Since high school, she has improved by nearly eight feet.

She wants to be as inspiring in Dominica as Alfred is in Saint Lucia. LaFond said she wept when she saw the sprinter win gold. So, she texted her husband, saying she desperately wanted to do the same.

“His word back to me were like: ‘It’s OK. It’s your turn.’“

Dominica has one other world medal, by former Arkansas triple jumper Jerome Romain, in the 1995 World Championships at Gothenburg, Sweden.

The other gold medal at Sunday’s early session also went to an athlete from an island nation, high jumper Hamish Kerr of New Zealand.

He was three bars and eight centimeters clear of the field, equaling the biggest margin in meet history. Kerr’s jump of 7-8.75 (2.36m) was an Oceania record and tied the highest jump in the world, indoors or outdoors, since January 2023.

Silver and bronze medalists, Shelby McEwen and South Korea’s Sanghyeok Woo, both jumped 7-5.75 (2.28m). Only one medalist in meet history had a lower jump.

“I have mixed emotions now because there will be a target on my back and I know the guys will be coming for me as they come into form outdoors ready for Olympic year,” Kerr said. “But to be jumping this high early season has got to be good."

The 27-year-old Kerr was 10th at last year’s World Championships after a 2022 season in which he won World indoor bronze and Commonwealth Games gold. He stands 6-foot-6, resembling an NBA “stretch four," but said he is no basketball player.
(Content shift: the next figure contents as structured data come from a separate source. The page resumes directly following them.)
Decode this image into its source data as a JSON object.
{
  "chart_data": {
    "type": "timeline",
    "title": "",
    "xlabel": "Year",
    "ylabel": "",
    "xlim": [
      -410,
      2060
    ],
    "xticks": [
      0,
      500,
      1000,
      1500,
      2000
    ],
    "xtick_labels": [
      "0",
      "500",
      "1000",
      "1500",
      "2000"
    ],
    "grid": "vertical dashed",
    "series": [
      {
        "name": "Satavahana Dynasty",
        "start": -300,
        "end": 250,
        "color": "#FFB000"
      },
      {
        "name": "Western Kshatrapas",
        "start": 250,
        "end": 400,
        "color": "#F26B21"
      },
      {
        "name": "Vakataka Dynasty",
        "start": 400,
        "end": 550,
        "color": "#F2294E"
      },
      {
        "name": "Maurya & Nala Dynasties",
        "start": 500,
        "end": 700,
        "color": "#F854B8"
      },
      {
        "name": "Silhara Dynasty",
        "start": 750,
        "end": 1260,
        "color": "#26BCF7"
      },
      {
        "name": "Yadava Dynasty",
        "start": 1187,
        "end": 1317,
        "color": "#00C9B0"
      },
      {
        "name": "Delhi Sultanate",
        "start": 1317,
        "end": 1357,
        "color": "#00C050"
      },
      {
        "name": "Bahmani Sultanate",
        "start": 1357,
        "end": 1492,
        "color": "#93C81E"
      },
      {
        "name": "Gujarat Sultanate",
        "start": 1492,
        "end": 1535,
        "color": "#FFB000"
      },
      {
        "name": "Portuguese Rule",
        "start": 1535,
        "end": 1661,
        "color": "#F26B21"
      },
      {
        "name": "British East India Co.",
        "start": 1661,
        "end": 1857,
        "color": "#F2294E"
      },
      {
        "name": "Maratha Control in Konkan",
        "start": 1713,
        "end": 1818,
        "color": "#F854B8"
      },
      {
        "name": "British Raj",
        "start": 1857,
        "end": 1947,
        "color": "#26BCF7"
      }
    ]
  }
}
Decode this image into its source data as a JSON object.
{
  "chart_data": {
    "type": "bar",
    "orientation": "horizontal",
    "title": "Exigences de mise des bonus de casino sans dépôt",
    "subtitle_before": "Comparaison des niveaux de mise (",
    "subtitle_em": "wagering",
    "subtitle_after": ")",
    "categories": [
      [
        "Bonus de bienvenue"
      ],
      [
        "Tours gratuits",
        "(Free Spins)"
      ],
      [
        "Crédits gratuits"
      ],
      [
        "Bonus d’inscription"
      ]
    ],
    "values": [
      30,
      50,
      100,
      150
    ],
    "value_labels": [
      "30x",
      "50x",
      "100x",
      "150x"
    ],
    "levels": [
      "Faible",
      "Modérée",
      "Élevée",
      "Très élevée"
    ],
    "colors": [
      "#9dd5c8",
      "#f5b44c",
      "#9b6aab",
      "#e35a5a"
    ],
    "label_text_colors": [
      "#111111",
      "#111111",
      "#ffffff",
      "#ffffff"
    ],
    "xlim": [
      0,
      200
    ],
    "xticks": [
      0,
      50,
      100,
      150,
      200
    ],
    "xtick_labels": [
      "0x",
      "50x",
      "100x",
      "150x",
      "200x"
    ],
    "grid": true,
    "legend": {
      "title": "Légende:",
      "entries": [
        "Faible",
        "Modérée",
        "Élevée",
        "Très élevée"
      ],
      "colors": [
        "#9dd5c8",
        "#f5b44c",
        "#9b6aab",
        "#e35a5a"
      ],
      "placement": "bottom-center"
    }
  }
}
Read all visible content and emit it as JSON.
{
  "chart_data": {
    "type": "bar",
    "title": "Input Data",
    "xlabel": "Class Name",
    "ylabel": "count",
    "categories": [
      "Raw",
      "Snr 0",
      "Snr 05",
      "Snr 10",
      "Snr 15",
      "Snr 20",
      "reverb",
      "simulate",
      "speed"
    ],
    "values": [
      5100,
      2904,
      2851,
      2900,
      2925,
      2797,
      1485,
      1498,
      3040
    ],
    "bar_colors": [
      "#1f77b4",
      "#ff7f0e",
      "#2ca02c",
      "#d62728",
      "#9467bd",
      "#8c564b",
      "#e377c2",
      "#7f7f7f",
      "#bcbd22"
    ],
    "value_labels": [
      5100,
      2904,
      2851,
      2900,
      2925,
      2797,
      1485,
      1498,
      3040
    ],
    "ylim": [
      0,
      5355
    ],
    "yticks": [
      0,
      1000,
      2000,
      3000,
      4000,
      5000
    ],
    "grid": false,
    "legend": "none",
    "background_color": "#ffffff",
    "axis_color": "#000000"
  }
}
“My coordination is good for high jump. I think we’ll just leave it at that,” he said.

McEwen, also 27, was a 2019 NCAA indoor champion at Alabama. At the outdoor World Championships, he was fifth in 2022 and seventh in 2023. This was his first global medal.

“I love indoors, and this is my best indoor season by far, but I'm looking forward to going to Paris and going to the U.S. Olympic Trials,” McEwen said. “My confidence is just shot through the roof right now.”

The other American, Vernon Turner, finished sixth at 7-4.25 (2.24m).